Mira Calix's score, a web of electronic noises – groans, grinding and whooping, wobbly vocalising – adds greatly to the weird visuals. The viola matches the macabre hues of the story; a cello complements Orpheus's musical activities; and ghostly clarinets squawk and croon, while Calix herself oversees the little band.
There's more to Faulty Optic than puppetry. Its dislocated Land of the Dead is brought to life with animated film and every type of non-verbal drama you can think of. A surreal landscape is dominated by skeletal puppets, eerily white under fluorescent lighting, seamlessly operated by shadowy figures. The set could have been created from a model kit with girders, wheels, axles and gears. It gives few clues as to time or place except for a gravestone and a sign saying "Hades – Danger of Death".

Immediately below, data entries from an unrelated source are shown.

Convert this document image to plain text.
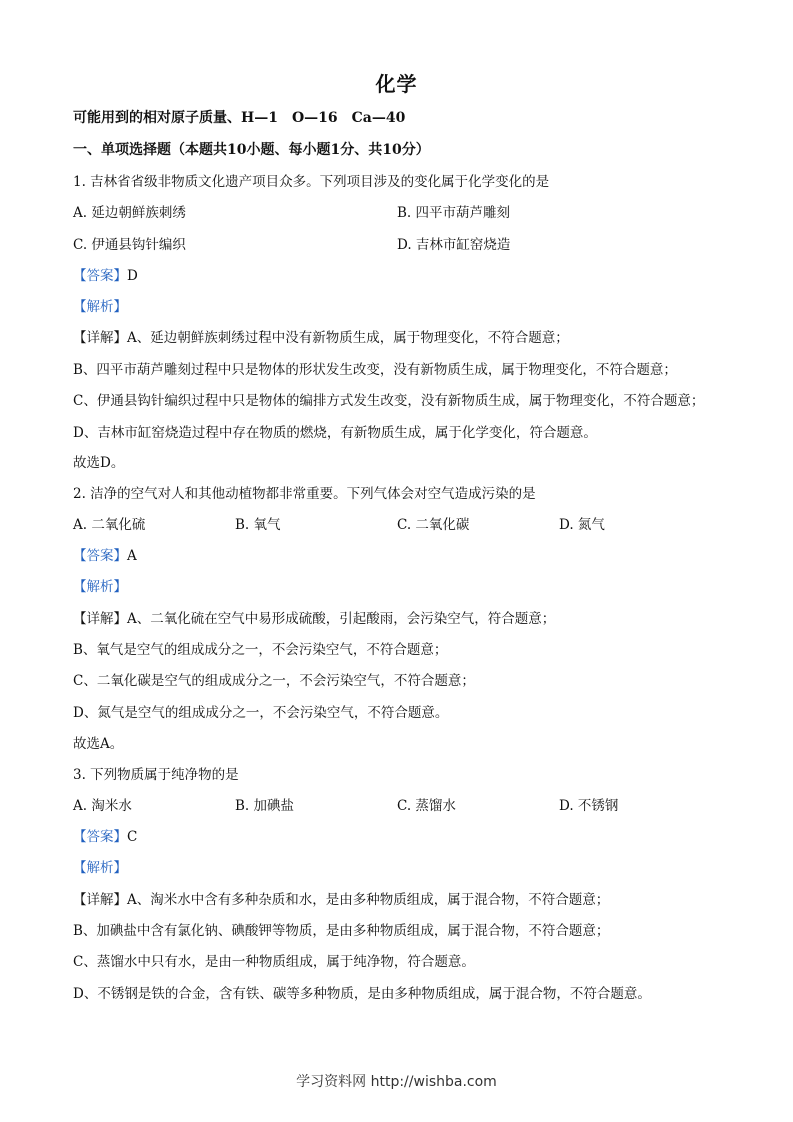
化学
可能用到的相对原子质量、H—1　O—16　Ca—40
一、单项选择题（本题共10小题、每小题1分、共10分）
1. 吉林省省级非物质文化遗产项目众多。下列项目涉及的变化属于化学变化的是
A. 延边朝鲜族刺绣	B. 四平市葫芦雕刻
C. 伊通县钩针编织	D. 吉林市缸窑烧造
【答案】D
【解析】
【详解】A、延边朝鲜族刺绣过程中没有新物质生成，属于物理变化，不符合题意；
B、四平市葫芦雕刻过程中只是物体的形状发生改变，没有新物质生成，属于物理变化，不符合题意；
C、伊通县钩针编织过程中只是物体的编排方式发生改变，没有新物质生成，属于物理变化，不符合题意；
D、吉林市缸窑烧造过程中存在物质的燃烧，有新物质生成，属于化学变化，符合题意。
故选D。
2. 洁净的空气对人和其他动植物都非常重要。下列气体会对空气造成污染的是
A. 二氧化硫	B. 氧气	C. 二氧化碳	D. 氮气
【答案】A
【解析】
【详解】A、二氧化硫在空气中易形成硫酸，引起酸雨，会污染空气，符合题意；
B、氧气是空气的组成成分之一，不会污染空气，不符合题意；
C、二氧化碳是空气的组成成分之一，不会污染空气，不符合题意；
D、氮气是空气的组成成分之一，不会污染空气，不符合题意。
故选A。
3. 下列物质属于纯净物的是
A. 淘米水	B. 加碘盐	C. 蒸馏水	D. 不锈钢
【答案】C
【解析】
【详解】A、淘米水中含有多种杂质和水，是由多种物质组成，属于混合物，不符合题意；
B、加碘盐中含有氯化钠、碘酸钾等物质，是由多种物质组成，属于混合物，不符合题意；
C、蒸馏水中只有水，是由一种物质组成，属于纯净物，符合题意。
D、不锈钢是铁的合金，含有铁、碳等多种物质，是由多种物质组成，属于混合物，不符合题意。
学习资料网 http://wishba.com
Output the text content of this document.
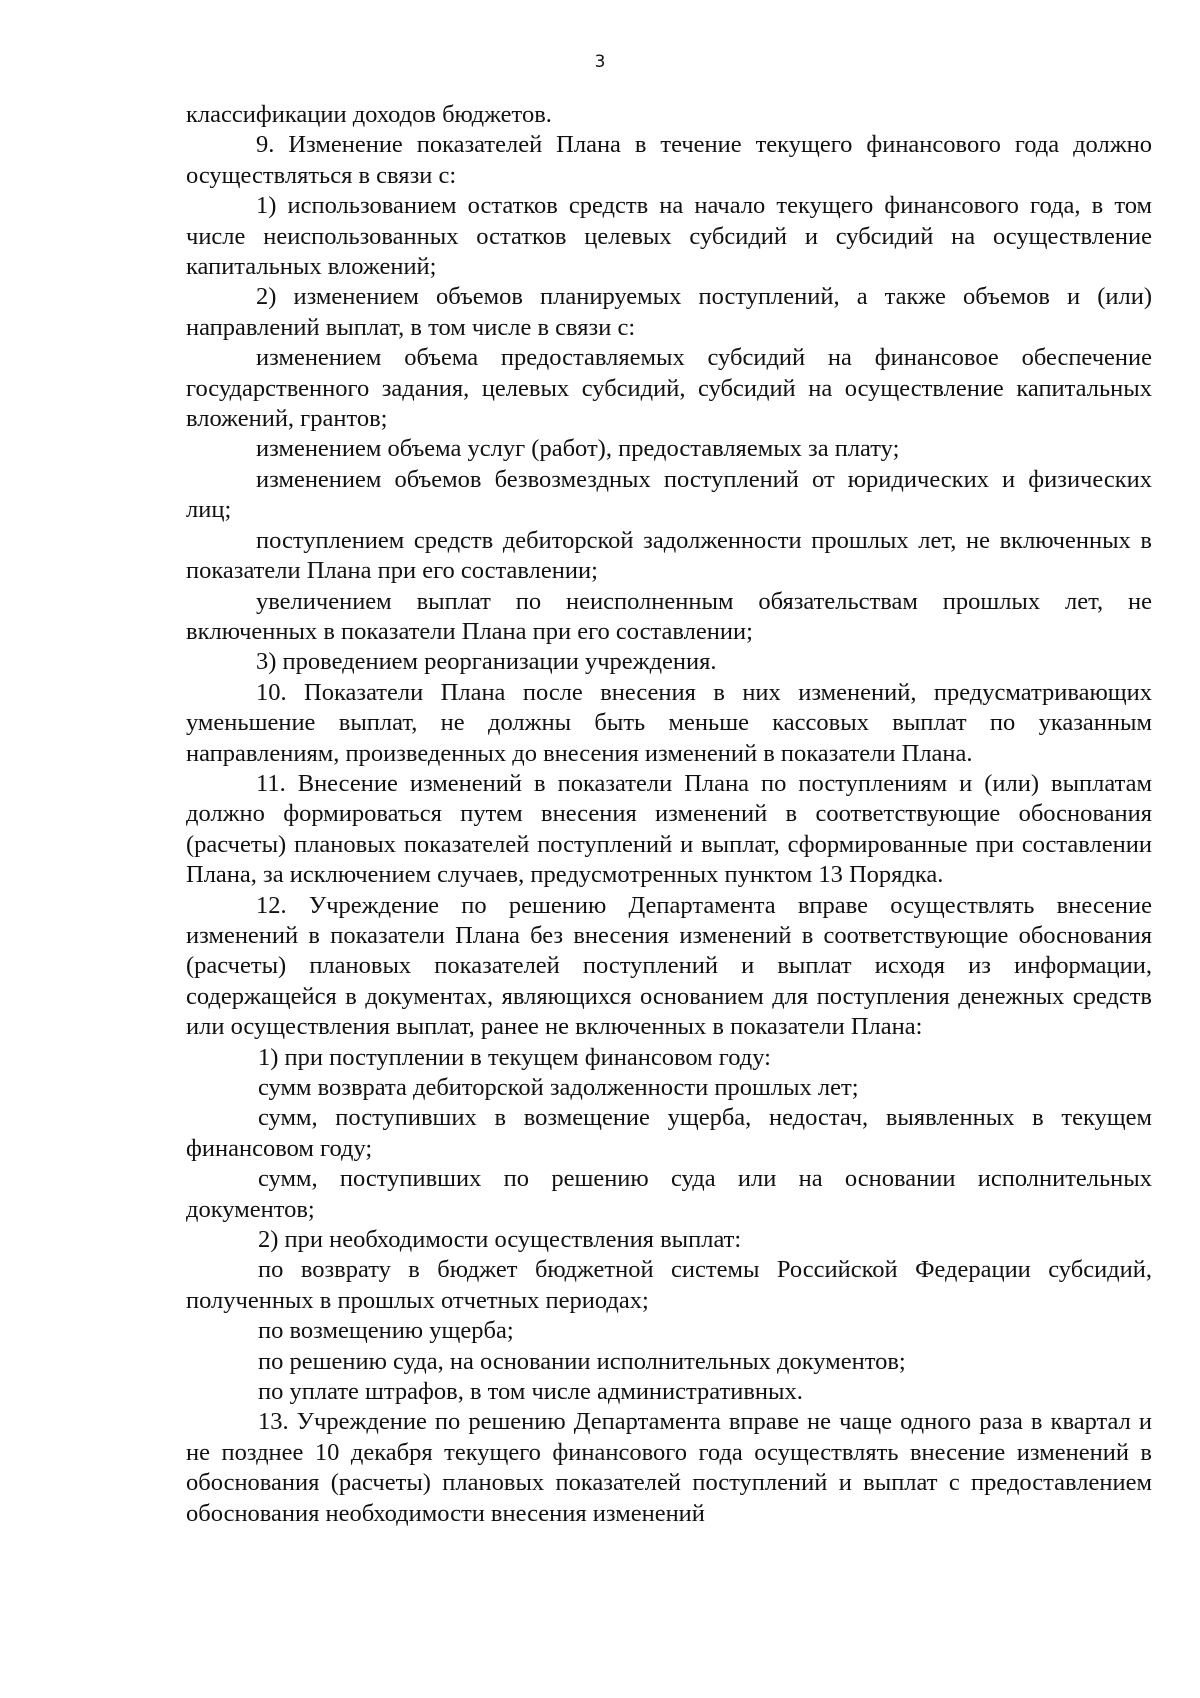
3

классификации доходов бюджетов.

9. Изменение показателей Плана в течение текущего финансового года должно осуществляться в связи с:

1) использованием остатков средств на начало текущего финансового года, в том числе неиспользованных остатков целевых субсидий и субсидий на осуществление капитальных вложений;

2) изменением объемов планируемых поступлений, а также объемов и (или) направлений выплат, в том числе в связи с:

изменением объема предоставляемых субсидий на финансовое обеспечение государственного задания, целевых субсидий, субсидий на осуществление капитальных вложений, грантов;

изменением объема услуг (работ), предоставляемых за плату;

изменением объемов безвозмездных поступлений от юридических и физических лиц;

поступлением средств дебиторской задолженности прошлых лет, не включенных в показатели Плана при его составлении;

увеличением выплат по неисполненным обязательствам прошлых лет, не включенных в показатели Плана при его составлении;

3) проведением реорганизации учреждения.

10. Показатели Плана после внесения в них изменений, предусматривающих уменьшение выплат, не должны быть меньше кассовых выплат по указанным направлениям, произведенных до внесения изменений в показатели Плана.

11. Внесение изменений в показатели Плана по поступлениям и (или) выплатам должно формироваться путем внесения изменений в соответствующие обоснования (расчеты) плановых показателей поступлений и выплат, сформированные при составлении Плана, за исключением случаев, предусмотренных пунктом 13 Порядка.

12. Учреждение по решению Департамента вправе осуществлять внесение изменений в показатели Плана без внесения изменений в соответствующие обоснования (расчеты) плановых показателей поступлений и выплат исходя из информации, содержащейся в документах, являющихся основанием для поступления денежных средств или осуществления выплат, ранее не включенных в показатели Плана:

1) при поступлении в текущем финансовом году:

сумм возврата дебиторской задолженности прошлых лет;

сумм, поступивших в возмещение ущерба, недостач, выявленных в текущем финансовом году;

сумм, поступивших по решению суда или на основании исполнительных документов;

2) при необходимости осуществления выплат:

по возврату в бюджет бюджетной системы Российской Федерации субсидий, полученных в прошлых отчетных периодах;

по возмещению ущерба;

по решению суда, на основании исполнительных документов;

по уплате штрафов, в том числе административных.

13. Учреждение по решению Департамента вправе не чаще одного раза в квартал и не позднее 10 декабря текущего финансового года осуществлять внесение изменений в обоснования (расчеты) плановых показателей поступлений и выплат с предоставлением обоснования необходимости внесения изменений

The narrative is constantly engaging. Stiffs in coffins pay Charon to allow them to cross the Styx in a whizzing lift. Orpheus appears to be dug up from his grave, possibly pulled to bits by the Bacchae, and finds himself minus his legs. A puppet on stilts staggers and sways to the door of the Underworld. There, Eurydice – a needle-nosed skull with beady eyes – is preparing herself for the Elysium fields, scrubbing away at her soul, a flimsy gauze outer skin.
There is an amusing re-marriage between Orpheus and Eurydice: puppets in tea-cosy masks, clutching outsized champagne glasses and practising flash photography is funnier than it sounds. But distant memories haunt the pair, and the lovers' hopes of bliss in Eternity are shattered. A pair of tiny figures atop a wedding cake are savaged by a vulture and an ogre-like monster, and even as the green light eventually signals "Go", it seems as though Elysium may not be the paradise once promised.